At least 37 people were killed and dozens wounded when gunmen opened fire on a beach popular with tourists in Tunisia on Friday, officials said.
Tunisia's Interior Ministry told NBC News that most of the victims were foreigners from "many" nationalities and that, in addition to the dead, at least 36 people were injured in the attack near the 5-star Imperial Marhaba hotel in Sousse.
One gunman had been killed and a second captured following a security-forces operation in the popular seaside resort, the ministry added.
Witnesses described seeing a gunman pull a gun from under a sun umbrella and opening fire on the beach-goers.
"I saw people running from the beach running, screaming...trying to reach the reception of the hotel, trying to find a place to escape," Dhishallah Fredg, who manages the El Mouradi Palmarina Hotel, which is next door to the Imperial Marhaba, told NBC News. "You can't imagine the fear people had in their eyes."
The deadly assault came around the same time as an apparent terror attack on a factory in France and the bombing of a mosque in Kuwait. Authorities were trying to determine whether the attacks were coordinated.
French President Francois Hollande telephoned Tunisian President Beji Caid Essebsi to express solidarity in light of the Sousse attack, according to Hollande's office.
At least five British nationals were among the dead, the U.K Foreign Office told NBC News. British Foreign Secretary Philip Hammond said that because of the popularity of the area as a tourist destination, that number is likely to rise.
"We have to assume that a high proportion of those killed and injured will have been British," Hammond said after chairing a meeting of the U.K. government's crisis committee, COBRA.
Hammond added that his office is reviewing changes to its advice for British nationals traveling in the area.
An Irish woman believed to be in her 50s was among the dead, Ireland's Foreign Minister Charlie Flanagan told a press conference. A spokesman for Belgium's foreign ministry told NBC News by text message that at least four Belgians had been wounded. The spokesman did not provide further details.
The nationalities of the other victims were not immediately clear, but Sousse — located around 90 miles from the capital of Tunis — is popular with European tourists.
The U.S. Embassy in the capital, Tunis, said that "as far as we know" there were no U.S. nationals among the victims.
German Foreign Minister Frank-Walter Steinmeier condemned the "cowardly assassination attack against tourists" but said he did not know if any of his countrymen were among the victims.
RIU Hotels & Resorts, which runs the Imperial Marhaba, confirmed in a statement that its hotel was involved in the attack and extended its "sincere condolences to the victims and their relatives."

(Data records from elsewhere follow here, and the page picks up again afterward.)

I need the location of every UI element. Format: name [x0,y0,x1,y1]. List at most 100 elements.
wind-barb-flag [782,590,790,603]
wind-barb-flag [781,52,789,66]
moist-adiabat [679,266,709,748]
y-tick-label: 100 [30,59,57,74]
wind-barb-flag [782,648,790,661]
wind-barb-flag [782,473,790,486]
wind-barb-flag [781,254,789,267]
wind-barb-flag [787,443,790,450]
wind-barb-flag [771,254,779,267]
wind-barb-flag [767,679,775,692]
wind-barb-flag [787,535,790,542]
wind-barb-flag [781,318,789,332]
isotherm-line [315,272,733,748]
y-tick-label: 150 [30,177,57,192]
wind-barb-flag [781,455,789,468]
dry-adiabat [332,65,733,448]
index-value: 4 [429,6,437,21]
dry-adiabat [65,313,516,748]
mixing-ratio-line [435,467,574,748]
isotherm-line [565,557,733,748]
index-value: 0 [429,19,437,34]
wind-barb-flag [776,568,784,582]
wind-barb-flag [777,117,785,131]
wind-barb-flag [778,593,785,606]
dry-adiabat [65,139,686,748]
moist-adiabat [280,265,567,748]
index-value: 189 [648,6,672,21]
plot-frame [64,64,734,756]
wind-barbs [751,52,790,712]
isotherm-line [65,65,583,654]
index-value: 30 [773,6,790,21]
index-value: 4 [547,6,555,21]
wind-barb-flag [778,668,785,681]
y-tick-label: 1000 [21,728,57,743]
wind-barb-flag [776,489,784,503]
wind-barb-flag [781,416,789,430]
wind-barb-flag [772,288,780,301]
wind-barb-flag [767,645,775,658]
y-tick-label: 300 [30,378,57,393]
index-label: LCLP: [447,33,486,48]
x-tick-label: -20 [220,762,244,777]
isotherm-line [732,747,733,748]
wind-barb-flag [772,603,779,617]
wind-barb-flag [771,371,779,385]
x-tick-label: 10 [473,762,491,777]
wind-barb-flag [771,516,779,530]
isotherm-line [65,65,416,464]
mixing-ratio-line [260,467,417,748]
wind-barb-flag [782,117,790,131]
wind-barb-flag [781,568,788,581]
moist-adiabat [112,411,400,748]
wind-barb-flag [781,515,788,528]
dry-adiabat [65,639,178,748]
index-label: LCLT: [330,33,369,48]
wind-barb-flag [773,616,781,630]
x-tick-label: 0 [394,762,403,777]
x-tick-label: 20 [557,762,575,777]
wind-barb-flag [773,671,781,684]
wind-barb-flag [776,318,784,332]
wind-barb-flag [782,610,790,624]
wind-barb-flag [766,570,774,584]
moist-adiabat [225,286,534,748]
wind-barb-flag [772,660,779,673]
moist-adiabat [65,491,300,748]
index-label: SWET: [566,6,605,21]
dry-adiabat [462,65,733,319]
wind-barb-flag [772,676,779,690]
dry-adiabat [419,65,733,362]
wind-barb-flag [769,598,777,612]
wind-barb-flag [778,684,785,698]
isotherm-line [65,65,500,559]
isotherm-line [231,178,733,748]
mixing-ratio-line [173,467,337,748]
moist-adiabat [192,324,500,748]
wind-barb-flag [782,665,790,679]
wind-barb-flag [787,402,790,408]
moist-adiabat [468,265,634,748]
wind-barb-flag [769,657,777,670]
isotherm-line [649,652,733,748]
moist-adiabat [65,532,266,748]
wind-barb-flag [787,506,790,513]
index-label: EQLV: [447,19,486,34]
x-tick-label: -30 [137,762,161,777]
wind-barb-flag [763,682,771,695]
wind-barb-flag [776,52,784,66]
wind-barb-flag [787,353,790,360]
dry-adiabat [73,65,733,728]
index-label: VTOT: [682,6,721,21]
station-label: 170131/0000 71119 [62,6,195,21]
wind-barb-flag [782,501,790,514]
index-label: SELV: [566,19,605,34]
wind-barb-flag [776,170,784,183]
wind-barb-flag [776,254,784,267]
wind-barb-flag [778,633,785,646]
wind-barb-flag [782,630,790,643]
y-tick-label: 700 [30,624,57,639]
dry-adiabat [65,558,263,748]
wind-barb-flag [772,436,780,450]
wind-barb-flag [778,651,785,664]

Gary Pine, a product manager from the U.K., told NBC News he was one of dozens of vacationers on the beach when the attack took place not far from his hotel, the El Mouradi Palm Marina.
He said he initially thought he was hearing firecrackers but that "it was only when you could hear the bullets whizzing through the air that we realized it was gunfire." His 22-year-old son saw one person get shot, Pine added.
He said guests started running off the beach and were told to go to their rooms by hotel staff, he said. Some guests ran back out onto the beach to get their room keys, he added.
"The easiest way to describe it is utter panic," Pine said. "People were fleeing in all different directions. They were trying to make their way as fast as they could back up to the hotel."
British holidaymaker Karen Hillman said she was near her hotel's pool when other guests started rushing toward the building "like a stampede."
"Everyone was told to get inside the hotel and into the rooms," she added.
The entertainment manager at the hotel, who only gave his first name, Hamouda, said guests had told him two gunmen "came from the sea" and attacked the beach. He confirmed that staff had told guests to hide in their rooms.
There was no immediate claim of responsibility for the attack, which occurred during the holy month of Ramadan.
The violence had an almost immediate impact on the country's tourism industry, which has been struggling in wake of a deadly terror attack in March which left several tourists dead.
"Once again, cowardly and traitorous hands have struck Tunisia, targeting its security and that of its children and visitors," President Beji Caid Essebsi told reporters at the RIU Imperial Marhaba hotel, according to The Associated Press.
Essebsi promised "painful but necessary" security measures. "No country is safe from terrorism, and we need a global strategy of all democratic countries," he said, the AP reported.
Belgian airline Jetairfly said on Twitter that one of its Boeing 737s en route from Brussels had turned back "due to current terrorist attack." The aircraft had been due to land in the Tunisian town of Enfidha, about 25 miles north of Sousse, before it turned around more than halfway into its journey.
In March, an attack on Tunisia's National Bardo Museum left 22 people — mainly foreigners — dead. ISIS purportedly claimed responsibility for the assault, in which Japanese, Polish, Italian and Spanish nationals were killed, before two of the assailants were died in a firefight with police.
Tunisia has been held up as a rare example of democracy being successfully delivered after the Arab Spring of 2011.
The country's warm weather, beaches, historic culture and nightlife have made it a popular holiday destination for Europeans, with 7 million tourists arriving each year, according to Lonely Planet.